Other vegan alternatives to traditionally meaty dishes
- How did you all know I would link my bolognese recipe first?
- This vegan, gluten free gravy that is super quick and easy to make.
- Vegan bangers and mash (or just the vegan sausages – they’re one of my favourite recipes)
- This moussaka (it’s vegetarian, but vegan with a plant based bechamel)
- Gluten free, FODMAP friendly vegan lasagne
FODMAP friendly vegan ‘chicken’ noodle soup
- 3-4 tablespoons olive oil or vegetable oil
- 1 bunch spring onion greens chopped
- 1-2 leek greens thoroughly washed and chopped
- 1 smaller bunch sage
- 1-2 tablespoons fresh thyme chopped
- 2 1/2 litres (2500ml) water
- 2 teaspoons FODMAP friendly vegan chicken stock powder I used Massell
- 2-3 large carrots sliced on a bias
- 450 g tofu torn into small cubes
- 250 g gluten free pasta I used macaroni
- 3-5 tablespoons nutritional yeast
- 1-2 teaspoons dried sage powder
- seasoning to taste
- Preheat the oil in a soup pot over a medium heat. Add the spring onions, leeks, sage and thyme and stir to combine. Cook for 2-3 minutes or until soft and fragrant.
- Mix the stock powder with 1 litre (1000ml) of boiling water and add it to the soup pot. Add another 1 1/2 litres (1500ml) of water straight to the pot. Turn the heat to high.
- Add all the remaining ingredients to the pot except for the seasoning. Cook for 8-10 minutes or until your pasta is nearly cooked through. The residual heat will finish cooking it.
- Season well and continue adjusting for taste. You might need some extra nutritional yeast or dried herbs. Continue until you’re happy, making sure you add salt gradually to ensure it doesn’t become too salty.
- You can serve as is or with some truffle oil and vegetarian parmesan/Gran Kinara (or a vegan alternative).

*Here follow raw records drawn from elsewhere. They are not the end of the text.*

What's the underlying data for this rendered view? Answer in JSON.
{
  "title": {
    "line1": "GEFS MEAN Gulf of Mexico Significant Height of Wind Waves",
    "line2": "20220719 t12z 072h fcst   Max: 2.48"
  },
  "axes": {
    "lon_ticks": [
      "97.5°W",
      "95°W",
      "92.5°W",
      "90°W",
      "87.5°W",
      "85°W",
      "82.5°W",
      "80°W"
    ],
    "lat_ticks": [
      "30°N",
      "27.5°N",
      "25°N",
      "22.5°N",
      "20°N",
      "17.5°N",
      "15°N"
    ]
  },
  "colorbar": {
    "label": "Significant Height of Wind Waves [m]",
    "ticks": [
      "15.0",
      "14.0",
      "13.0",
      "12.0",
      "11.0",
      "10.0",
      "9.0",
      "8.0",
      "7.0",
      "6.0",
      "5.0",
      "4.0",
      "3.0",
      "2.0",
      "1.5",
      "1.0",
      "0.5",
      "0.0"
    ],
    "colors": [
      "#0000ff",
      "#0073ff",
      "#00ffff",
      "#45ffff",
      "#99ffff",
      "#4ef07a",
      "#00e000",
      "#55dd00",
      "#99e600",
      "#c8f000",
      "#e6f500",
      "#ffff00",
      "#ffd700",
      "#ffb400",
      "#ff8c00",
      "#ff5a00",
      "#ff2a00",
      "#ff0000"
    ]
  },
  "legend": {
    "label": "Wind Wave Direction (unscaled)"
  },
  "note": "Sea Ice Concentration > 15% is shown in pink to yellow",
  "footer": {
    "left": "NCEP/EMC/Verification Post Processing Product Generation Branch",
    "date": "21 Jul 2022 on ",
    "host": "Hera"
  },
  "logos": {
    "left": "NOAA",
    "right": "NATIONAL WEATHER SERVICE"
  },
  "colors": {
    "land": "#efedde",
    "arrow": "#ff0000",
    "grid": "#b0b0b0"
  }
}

Best on the day of making, as some brands of gluten free pasta tend to disintegrate in the liquid.
- Just undercooking the pasta will help ensure it doesn’t turn to mush in the final soup.
- Some pasta brands are more susceptible than others to going mushy once cooked.
- Make sure to season gradually to ensure the soup isn’t too salty. Add flavourings as per your own tastes.
- The more fresh herbs the merrier, as far as I am concerned. I find this combination really emulates a chicken like flavour, so I don’t recommend omitting the herbs.
- Same goes for the nutritional yeast – it adds umami and a nice golden colour. It’s easily purchased at supermarkets these days and is great for vegan cooking.